Nous ne sommes pas porteur de l'anomalie génétique. Nous décidons donc d'avoir un deuxième enfant.
Maé se fait attendre pendant deux ans, mais il arrive enfin. La grossesse est fatiguante, l'accouchement douloureux mais il va bien. Il souffre d'un torticolis congénital sévère mais ce n'est pas grave... Mais à l'âge de trois mois, au cours d'une visite classique à la pmi, c'est de nouveau l'angoisse. La pédiatre nous envoie en urgence faire un scanner cérébral. Et là le diagnostic tombe tout de suite: hydrocéphalie. Incertitude encore quant à son développement. Il n'y a rien à faire, juste à surveiller. Surveiller l'évolution de ses acquisitions psychomotrices. Surveiller qu'il ne se cogne pas. Il risque l'hémorragie cérébral. Aujoud'hui il a treize mois et il semble aller bien. Nous voyons le neurologue dans quelques jours...
Mais nous rêvons tous les deux d'une famille nombreuse. Alors après la naissance de notre deuxième enfant, on se dit qu'on va laisser faire la nature et on espère alors ne pas avoir à attendre trop longtemps. La "chance" nous sourit puisque je tombe enceinte tout de suite. La naissance est prévue pour juin 2010. Cette fois je me dis qu'il ne peut rien nous arriver, je suis super bien suivie du fait de mes antécédents, à la matenité une fois par mois, et à domicile deux fois par mois. J'ai aussi une écho chaque mois. je suis sereine, ma grossesse se passe très bien, je suis juste un peu fatiguée, mais c'est normale puisque mon petit Maé ne fait toujours pas ses nuits! Nous sommes super contents, c'est un garçon.
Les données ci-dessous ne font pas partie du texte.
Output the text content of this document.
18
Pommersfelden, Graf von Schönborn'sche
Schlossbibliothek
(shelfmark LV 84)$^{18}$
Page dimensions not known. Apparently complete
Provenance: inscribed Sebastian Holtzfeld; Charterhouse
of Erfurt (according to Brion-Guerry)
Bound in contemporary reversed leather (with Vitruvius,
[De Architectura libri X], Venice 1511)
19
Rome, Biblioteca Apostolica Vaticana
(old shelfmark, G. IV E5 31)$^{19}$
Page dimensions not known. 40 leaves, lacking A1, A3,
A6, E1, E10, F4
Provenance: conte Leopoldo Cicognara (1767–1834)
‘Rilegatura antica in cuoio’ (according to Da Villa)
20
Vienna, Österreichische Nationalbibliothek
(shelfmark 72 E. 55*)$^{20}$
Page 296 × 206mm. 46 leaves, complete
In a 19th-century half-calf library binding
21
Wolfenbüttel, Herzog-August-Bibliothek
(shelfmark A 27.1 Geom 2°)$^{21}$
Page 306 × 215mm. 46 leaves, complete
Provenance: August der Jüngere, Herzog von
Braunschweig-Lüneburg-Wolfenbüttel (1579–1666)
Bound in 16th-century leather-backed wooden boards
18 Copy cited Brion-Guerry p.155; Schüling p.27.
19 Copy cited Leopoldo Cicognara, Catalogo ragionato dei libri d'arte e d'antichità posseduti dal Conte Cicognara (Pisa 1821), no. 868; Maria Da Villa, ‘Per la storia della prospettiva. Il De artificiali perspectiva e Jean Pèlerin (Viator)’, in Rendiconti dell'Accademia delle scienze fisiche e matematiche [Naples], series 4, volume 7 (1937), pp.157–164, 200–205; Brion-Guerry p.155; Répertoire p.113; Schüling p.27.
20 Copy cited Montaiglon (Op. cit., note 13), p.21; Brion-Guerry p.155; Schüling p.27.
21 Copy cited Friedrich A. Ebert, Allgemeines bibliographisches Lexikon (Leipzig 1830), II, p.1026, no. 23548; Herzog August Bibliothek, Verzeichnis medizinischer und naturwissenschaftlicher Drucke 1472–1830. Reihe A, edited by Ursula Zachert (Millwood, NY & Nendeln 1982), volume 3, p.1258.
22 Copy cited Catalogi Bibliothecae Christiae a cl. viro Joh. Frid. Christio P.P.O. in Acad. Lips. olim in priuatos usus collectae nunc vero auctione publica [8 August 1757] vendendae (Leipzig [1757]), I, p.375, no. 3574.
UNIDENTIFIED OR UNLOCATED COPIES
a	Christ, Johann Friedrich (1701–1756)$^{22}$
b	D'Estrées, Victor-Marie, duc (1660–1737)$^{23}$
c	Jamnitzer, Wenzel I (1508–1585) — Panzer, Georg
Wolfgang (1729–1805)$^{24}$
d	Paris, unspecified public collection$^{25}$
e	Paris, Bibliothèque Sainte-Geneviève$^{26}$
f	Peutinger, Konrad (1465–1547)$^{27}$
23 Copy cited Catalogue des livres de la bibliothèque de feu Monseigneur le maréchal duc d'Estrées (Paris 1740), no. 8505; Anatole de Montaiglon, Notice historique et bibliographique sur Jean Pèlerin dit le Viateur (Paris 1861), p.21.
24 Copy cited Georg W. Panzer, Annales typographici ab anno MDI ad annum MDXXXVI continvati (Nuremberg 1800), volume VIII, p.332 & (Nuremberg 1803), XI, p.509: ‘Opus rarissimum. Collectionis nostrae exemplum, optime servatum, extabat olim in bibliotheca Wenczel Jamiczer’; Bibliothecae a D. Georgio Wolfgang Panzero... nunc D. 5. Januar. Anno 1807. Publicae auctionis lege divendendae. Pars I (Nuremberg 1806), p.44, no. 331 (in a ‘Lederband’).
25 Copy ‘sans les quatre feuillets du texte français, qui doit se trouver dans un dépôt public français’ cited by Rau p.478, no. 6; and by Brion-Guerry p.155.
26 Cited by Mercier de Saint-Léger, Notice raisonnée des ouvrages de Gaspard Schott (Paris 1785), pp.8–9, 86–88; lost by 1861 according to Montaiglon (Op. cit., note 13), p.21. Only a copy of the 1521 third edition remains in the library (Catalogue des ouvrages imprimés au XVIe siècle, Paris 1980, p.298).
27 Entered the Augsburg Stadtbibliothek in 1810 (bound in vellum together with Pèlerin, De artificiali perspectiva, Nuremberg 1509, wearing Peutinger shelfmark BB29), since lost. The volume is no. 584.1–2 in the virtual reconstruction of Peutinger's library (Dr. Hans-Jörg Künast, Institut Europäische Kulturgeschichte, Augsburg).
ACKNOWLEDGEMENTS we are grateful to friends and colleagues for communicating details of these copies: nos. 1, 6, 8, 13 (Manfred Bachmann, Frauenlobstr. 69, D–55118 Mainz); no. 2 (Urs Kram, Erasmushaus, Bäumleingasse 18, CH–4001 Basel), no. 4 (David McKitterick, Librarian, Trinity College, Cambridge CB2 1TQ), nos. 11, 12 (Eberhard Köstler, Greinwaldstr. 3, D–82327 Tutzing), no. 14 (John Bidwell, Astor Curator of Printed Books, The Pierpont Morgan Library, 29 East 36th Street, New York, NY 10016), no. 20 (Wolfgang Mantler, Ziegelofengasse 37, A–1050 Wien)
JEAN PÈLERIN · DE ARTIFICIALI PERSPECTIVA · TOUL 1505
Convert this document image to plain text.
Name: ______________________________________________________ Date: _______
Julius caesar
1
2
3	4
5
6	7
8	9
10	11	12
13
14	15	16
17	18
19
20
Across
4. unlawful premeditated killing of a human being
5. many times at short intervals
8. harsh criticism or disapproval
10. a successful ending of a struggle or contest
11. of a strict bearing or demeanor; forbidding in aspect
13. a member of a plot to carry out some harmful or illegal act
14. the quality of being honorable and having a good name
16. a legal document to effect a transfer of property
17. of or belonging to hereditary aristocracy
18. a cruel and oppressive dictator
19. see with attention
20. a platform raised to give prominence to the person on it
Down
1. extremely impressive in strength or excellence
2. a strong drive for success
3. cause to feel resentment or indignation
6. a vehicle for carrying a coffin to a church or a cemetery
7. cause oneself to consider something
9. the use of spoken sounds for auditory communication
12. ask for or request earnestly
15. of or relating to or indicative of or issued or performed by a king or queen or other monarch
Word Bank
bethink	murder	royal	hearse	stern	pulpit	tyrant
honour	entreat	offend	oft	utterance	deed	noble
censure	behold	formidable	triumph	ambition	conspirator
Nos fils auront treize mois d'écart, ils partageront leur chambre, leurs jouets, leurs vêtements... On attend notre petit Noé avec impatience. On est sur un petit nuage. Il fait déjà parti de la famille, on parle de lui tout le temps, je le sens bouger tous les jours... Tous les jours jusqu'à ce "maudit" jour.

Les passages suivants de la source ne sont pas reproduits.